To mitigate the burden associated with heart failure (HF), primary prevention is of the utmost importance. To improve early risk stratification, advanced computational methods such as machine learning (ML) capturing complex individual patterns in large data might be necessary. Therefore, we compared the predictive performance of incident HF risk models in terms of (a) flexible ML models and linear models and (b) models trained on a single cohort (single-center) and on multiple heterogeneous cohorts (multi-center).
In our analysis, we used the meta-data consisting of 30,354 individuals from 6 cohorts. During a median follow-up of 5.40 years, 1,068 individuals experienced a non-fatal HF event. We evaluated the predictive performance of survival gradient boosting (SGB), CoxNet, the PCP-HF risk score, and a stacking method. Predictions were obtained iteratively, in each iteration one cohort serving as an external test set and either one or all remaining cohorts as a training set (single- or multi-center, respectively).

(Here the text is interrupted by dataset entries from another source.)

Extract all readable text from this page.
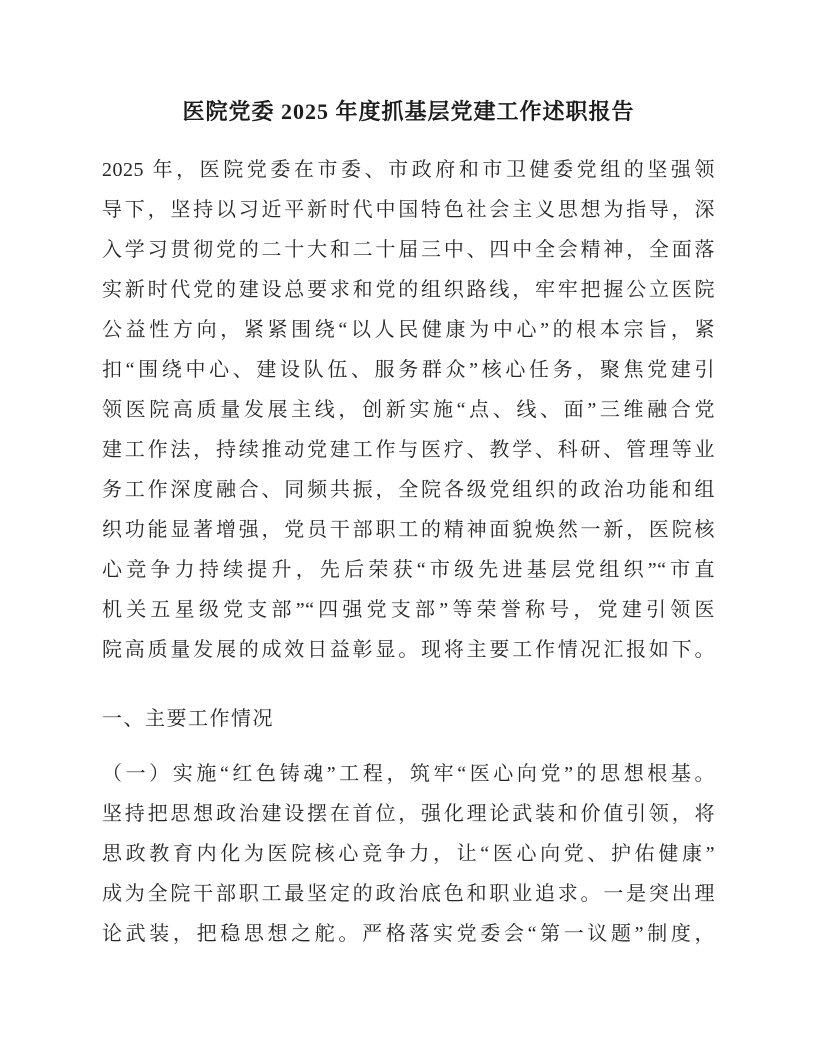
医院党委 2025 年度抓基层党建工作述职报告
2025 年，医院党委在市委、市政府和市卫健委党组的坚强领
导下，坚持以习近平新时代中国特色社会主义思想为指导，深
入学习贯彻党的二十大和二十届三中、四中全会精神，全面落
实新时代党的建设总要求和党的组织路线，牢牢把握公立医院
公益性方向，紧紧围绕“以人民健康为中心”的根本宗旨，紧
扣“围绕中心、建设队伍、服务群众”核心任务，聚焦党建引
领医院高质量发展主线，创新实施“点、线、面”三维融合党
建工作法，持续推动党建工作与医疗、教学、科研、管理等业
务工作深度融合、同频共振，全院各级党组织的政治功能和组
织功能显著增强，党员干部职工的精神面貌焕然一新，医院核
心竞争力持续提升，先后荣获“市级先进基层党组织”“市直
机关五星级党支部”“四强党支部”等荣誉称号，党建引领医
院高质量发展的成效日益彰显。现将主要工作情况汇报如下。
一、主要工作情况
（一）实施“红色铸魂”工程，筑牢“医心向党”的思想根基。
坚持把思想政治建设摆在首位，强化理论武装和价值引领，将
思政教育内化为医院核心竞争力，让“医心向党、护佑健康”
成为全院干部职工最坚定的政治底色和职业追求。一是突出理
论武装，把稳思想之舵。严格落实党委会“第一议题”制度，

Overall, multi-center models systematically outperformed single-center models. Further, c-index in the pooled population was higher in SGB (0.735) than in CoxNet (0.694). In the precision-recall (PR) analysis for predicting 10-year HF risk, the stacking method, combining the SGB, CoxNet, Gaussian mixture and PCP-HF models, outperformed other models with PR/AUC 0.804, while PCP-HF achieved only 0.551.
With a greater number and variety of training cohorts, the model learns a wider range of specific individual health characteristics. Flexible ML algorithms can be used to capture these diverse distributions and produce more precise prediction models.